The truth of the matter is that the already long line of retailers that have crashed this year will become much longer. The pandemic only accelerated a process that began years ago. People have slowed shopping in stores since the 2000s. Financiers either did not see this or more likely thought they could pull the last bit of cash from balance sheets while there was still a little available. If they could take out enough cash, bankruptcy was a modest price to pay.
For the consumer, bankruptcy is only a headline, often. Lord & Taylor and Tailored Brands will keep most of their stores open, at least for now. Tailored Brands President and CEO Dinesh Lathi said that Chapter 11 would make his company stronger because a great deal of its debt will disappear. The positive effects will be short-lived if consumers do not return to their stores. Additionally, Men’s Wearhouse and Jos. A. Bank need to cut down the number of potential shoppers who buy from other online retailers. Amazon.com does not have much of a collection of suits and dress shirts. But destinations like Macys.com do. Macy’s Inc. (NYSE: M) sells well-known brands, which include Ralph Lauren and Kenneth Cole.
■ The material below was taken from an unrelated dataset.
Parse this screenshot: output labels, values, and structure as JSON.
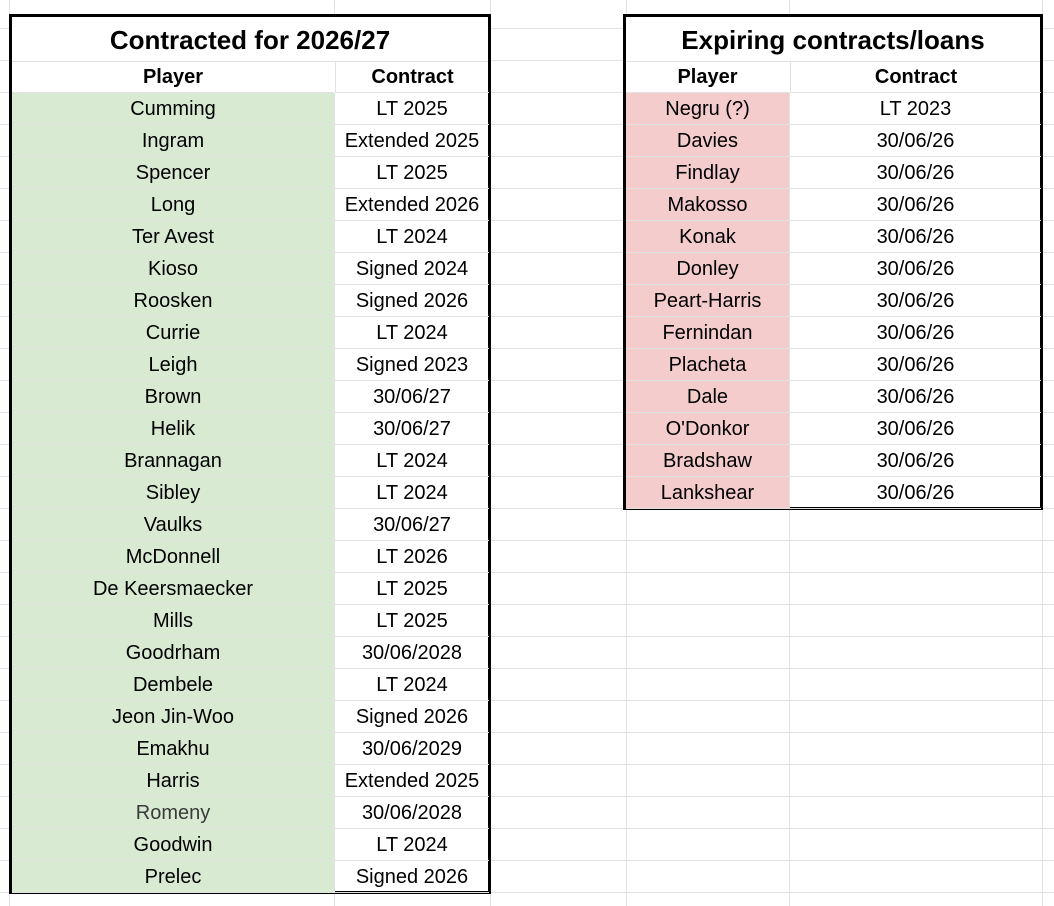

Once a retailer escapes its debt load, outsiders can see exactly how bad things are. J.C. Penney set plans to close about a third of its stores after it filed. Sales were in decline well before the pandemic. Bankruptcy bought it a buffer of time it cannot use effectively. Its brand has collapsed over several years of mismanagement and has been preyed on, easily, by competition. GNC closed stores right after its Chapter 11 filing. So did Tuesday Morning. If their stores remain ghost towns, they might barely crawl to the make-or-break holiday period in November and December, and not further.
An unintended consequence of retailer bankruptcy is that it culls the herd. Fewer stores mean fewer choices. If people return to shopping at stores, there will be fewer to visit. Each retail location that survives has a larger piece of the shopper pie, in theory. That works unless people continue to migrate to healthier retailers who are healthy in part because people already use them regularly.
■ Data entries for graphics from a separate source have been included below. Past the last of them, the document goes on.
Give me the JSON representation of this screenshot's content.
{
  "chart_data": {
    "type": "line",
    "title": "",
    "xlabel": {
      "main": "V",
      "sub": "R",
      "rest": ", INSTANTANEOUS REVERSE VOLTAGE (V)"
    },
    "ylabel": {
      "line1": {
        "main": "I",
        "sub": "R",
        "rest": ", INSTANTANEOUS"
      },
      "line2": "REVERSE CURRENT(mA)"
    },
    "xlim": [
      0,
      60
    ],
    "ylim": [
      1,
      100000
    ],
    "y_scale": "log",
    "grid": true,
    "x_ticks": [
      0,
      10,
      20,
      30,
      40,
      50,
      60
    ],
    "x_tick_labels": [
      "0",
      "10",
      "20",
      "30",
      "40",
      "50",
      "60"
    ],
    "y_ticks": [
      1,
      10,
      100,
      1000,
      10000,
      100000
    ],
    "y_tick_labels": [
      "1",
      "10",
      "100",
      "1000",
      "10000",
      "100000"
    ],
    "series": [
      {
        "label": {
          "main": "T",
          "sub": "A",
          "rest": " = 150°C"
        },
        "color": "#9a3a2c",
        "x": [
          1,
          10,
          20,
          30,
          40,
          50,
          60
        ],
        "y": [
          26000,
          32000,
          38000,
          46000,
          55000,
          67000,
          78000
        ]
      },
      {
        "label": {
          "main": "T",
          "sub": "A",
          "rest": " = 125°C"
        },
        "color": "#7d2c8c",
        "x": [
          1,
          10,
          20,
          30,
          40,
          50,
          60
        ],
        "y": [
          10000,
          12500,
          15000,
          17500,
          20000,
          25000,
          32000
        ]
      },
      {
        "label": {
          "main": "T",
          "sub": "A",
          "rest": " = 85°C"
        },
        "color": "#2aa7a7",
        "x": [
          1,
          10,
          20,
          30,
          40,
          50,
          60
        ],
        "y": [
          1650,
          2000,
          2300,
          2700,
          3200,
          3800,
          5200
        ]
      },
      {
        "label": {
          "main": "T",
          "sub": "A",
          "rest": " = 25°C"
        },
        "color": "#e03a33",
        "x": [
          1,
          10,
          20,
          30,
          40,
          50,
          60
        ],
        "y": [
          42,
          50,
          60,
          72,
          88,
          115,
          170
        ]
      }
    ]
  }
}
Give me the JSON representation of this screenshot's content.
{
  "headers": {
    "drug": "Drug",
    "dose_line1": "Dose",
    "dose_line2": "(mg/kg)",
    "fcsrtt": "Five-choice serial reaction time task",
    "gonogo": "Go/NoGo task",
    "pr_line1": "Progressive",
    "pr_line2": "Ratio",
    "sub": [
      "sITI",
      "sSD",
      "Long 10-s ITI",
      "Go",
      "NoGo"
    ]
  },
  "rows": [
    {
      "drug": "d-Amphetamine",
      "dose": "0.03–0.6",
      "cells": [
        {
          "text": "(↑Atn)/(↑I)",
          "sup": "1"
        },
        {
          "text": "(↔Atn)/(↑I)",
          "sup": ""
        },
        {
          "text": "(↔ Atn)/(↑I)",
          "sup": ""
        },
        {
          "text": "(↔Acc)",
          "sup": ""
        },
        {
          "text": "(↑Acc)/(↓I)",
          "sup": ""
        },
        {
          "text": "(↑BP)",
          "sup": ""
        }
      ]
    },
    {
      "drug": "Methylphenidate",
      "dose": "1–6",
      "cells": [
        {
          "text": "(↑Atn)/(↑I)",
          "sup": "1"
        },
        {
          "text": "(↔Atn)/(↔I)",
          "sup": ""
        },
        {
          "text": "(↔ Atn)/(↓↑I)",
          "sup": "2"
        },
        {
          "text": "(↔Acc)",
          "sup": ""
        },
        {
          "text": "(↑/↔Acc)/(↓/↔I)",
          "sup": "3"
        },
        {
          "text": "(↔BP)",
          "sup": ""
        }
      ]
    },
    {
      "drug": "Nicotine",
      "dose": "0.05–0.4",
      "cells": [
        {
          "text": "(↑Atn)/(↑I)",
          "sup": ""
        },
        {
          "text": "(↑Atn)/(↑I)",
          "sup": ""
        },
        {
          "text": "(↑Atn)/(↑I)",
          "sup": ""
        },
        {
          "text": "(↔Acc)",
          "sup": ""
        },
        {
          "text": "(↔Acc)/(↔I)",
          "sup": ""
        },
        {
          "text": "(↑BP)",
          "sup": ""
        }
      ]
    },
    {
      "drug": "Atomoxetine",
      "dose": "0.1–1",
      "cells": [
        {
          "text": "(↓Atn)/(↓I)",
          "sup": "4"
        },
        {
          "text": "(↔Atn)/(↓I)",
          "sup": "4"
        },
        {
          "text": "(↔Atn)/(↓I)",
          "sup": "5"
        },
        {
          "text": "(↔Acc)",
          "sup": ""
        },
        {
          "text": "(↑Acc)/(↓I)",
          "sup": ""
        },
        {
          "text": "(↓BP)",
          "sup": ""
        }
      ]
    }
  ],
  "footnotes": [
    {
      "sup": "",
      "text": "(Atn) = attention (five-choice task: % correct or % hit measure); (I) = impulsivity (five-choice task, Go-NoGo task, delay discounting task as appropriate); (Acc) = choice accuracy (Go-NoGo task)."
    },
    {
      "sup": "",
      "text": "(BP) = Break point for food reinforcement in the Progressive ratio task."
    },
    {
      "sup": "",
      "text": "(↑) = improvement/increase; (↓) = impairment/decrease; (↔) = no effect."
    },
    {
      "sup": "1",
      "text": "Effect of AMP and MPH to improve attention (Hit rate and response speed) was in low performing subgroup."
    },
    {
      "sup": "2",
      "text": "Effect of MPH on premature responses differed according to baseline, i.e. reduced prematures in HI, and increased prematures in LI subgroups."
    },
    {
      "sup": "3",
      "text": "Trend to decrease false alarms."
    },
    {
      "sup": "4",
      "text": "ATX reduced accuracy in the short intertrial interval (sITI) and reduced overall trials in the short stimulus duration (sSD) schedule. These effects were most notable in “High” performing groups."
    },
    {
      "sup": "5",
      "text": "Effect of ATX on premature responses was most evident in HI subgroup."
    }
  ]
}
The theory of “customer conquest” only applies when there are customers who want to be conquered. Many of them already have been conquered by Amazon, and won’t be back.
Among the least eye-opening facts about pandemic shopping is that many brick-and-mortar retailers continue to be decimated by e-commerce. It is another part of the industry narrative that has gotten old. In a quarter during which the pandemic raged, Amazon’s revenue rose 40% to $88.9 billion. North American revenue rose to $55.4 billion in the period that ended on June 30, up from $38.7 billion in the period a year ago. Macy’s revenue in its most recent quarter was $3.0 billion, down $5.5 billion a year earlier. And Macy’s is considered among the healthier American retailers.
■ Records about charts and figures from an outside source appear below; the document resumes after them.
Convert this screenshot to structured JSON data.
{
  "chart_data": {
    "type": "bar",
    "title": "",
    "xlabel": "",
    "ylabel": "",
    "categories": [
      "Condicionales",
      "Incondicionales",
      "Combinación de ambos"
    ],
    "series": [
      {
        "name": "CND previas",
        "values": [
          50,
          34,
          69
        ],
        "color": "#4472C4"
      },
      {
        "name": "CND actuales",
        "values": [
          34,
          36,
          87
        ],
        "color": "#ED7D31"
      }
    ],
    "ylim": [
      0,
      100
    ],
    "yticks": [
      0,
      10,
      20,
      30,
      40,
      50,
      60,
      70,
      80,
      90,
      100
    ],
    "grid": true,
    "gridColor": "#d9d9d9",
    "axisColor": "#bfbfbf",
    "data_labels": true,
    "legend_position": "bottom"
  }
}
Amazon has $55 billion of cash and securities on its balance sheet. Many retailers that avoided bankruptcy had to borrow aggressively. Much of this borrowing was done at financially unattractive rates.
Even retailers who should be able to dodge Chapter 11 have long-suffering shareholders. Kohl’s Corp. (NYSE: KSS) trades at $19, down from a 52-week high of $59.28. It will never see that high again. The current price may be a gift, if the rapid spread of COVID-19 makes stores close down across the country as it did three months ago.
The fact is that retail bankruptcies in 2020 are not over. Retail research firm Coresight Research forecasts that between 20,000 and 25,000 retail locations will close before December 31. They make take some malls under with them. Additionally, digital research firm eMarketer forecasts that e-commerce sales will rise 18% this year. The old retail system is too broken to repair, which almost everyone already knows.
There will be more headlines, and perhaps dozens of them in 2020, that another retailer has gone into bankruptcy. Some will close more stores. But consumers and investors are accustomed to these so much that the news mostly will be ignored.